Example: Grandpa decided it was time to abandon his summer home and move permanently to Florida. On April 30, 2015, he gave his house to his niece, Peggy. The FMV of the property at that time was $250,000. Grandpa’s basis in the home was $200,000. He filed Form 709, U.S. Gift (and Generation-Skipping Transfer) Tax Return, but did not owe any gift tax.
Peggy decides to use the house as rental property. On her 2015 return, she reports the acquisition date as April 30, 2015, and a beginning basis of $200,000. Residential real estate is depreciated over 27.5 years using the mid-month convention and the straight-line method.
For gifts received after 1976, a portion of the gift tax that was paid on the gift is added to the basis. This is calculated by multiplying the gift tax by a fraction. The numerator of the fraction is the net increase in value of the gift, and the denominator is the amount of the gift. The net increase in value of the gift is the FMV of the gift less the donor’s adjusted basis. The amount of the gift is its value for gift tax purposes after reduction for any annual exclusion and marital or charitable deduction that applies.

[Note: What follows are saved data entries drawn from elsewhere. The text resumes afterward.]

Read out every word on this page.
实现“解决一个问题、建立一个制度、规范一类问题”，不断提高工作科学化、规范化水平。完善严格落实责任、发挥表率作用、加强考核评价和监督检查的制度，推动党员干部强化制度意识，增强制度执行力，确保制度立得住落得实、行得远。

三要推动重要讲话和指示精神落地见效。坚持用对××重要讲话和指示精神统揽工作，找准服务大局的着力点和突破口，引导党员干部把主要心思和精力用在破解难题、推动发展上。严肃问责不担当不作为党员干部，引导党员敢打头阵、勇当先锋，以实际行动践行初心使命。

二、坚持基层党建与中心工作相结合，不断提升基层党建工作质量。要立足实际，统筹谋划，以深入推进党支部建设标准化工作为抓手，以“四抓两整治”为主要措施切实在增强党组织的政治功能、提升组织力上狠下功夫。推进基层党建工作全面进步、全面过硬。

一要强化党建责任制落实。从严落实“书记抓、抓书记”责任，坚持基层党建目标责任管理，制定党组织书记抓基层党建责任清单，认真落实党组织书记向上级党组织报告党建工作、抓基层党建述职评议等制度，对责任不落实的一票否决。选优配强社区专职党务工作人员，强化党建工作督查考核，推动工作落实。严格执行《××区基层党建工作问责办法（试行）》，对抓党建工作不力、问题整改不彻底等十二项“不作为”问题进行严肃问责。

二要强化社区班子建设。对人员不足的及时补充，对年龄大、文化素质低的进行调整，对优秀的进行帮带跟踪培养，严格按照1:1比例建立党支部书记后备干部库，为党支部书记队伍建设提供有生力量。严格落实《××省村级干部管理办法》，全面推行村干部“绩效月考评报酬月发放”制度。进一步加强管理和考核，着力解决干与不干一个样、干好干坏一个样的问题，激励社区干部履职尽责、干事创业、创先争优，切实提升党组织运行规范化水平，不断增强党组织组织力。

Example: Use the same facts, except Grandpa paid $2,000 for the gift tax due with Form 709. The net increase in the value of the gift was $50,000 (the FMV of $250,000 less Grandpa’s basis of $200,000). The amount of the taxable gift for gift tax purposes was $236,000 ($250,000 FMV − $14,000 annual exclusion for 2015). The amount of the gift tax that is added to Peggy’s basis is $424 ($2,000 gift tax × ($50,000 net increase in value ÷ $236,000 taxable gift amount)).
If the FMV of the property at the date of the gift is less than the donor’s adjusted basis, the depreciable value is still equal to the donor’s adjusted basis plus the applicable portion of gift tax paid. However, if the taxpayer who received the gift sells the property at a loss, the basis for calculating the loss is the FMV of the property at the time the taxpayer received the gift plus or minus any required adjustments to basis while the taxpayer held the property.
If the result is a loss when the adjusted basis is used to calculate a gain and the result is a gain when the FMV is used to calculate a loss, the taxpayer has neither a gain nor a loss on the sale of the property.
Enter the date the quit claim deed was recorded at the courthouse.
That wouldn't be the date of the gift in almost all cases @Carl......you don't seem to understand the law. Recording a deed is a formality that gives the world constructive notice that a transfer has been made and nothing more. The date of the gift would be earlier than that.....at the latest on the date when the deed was drafted.....the date the deed was recorded doesn't control when the gift was made.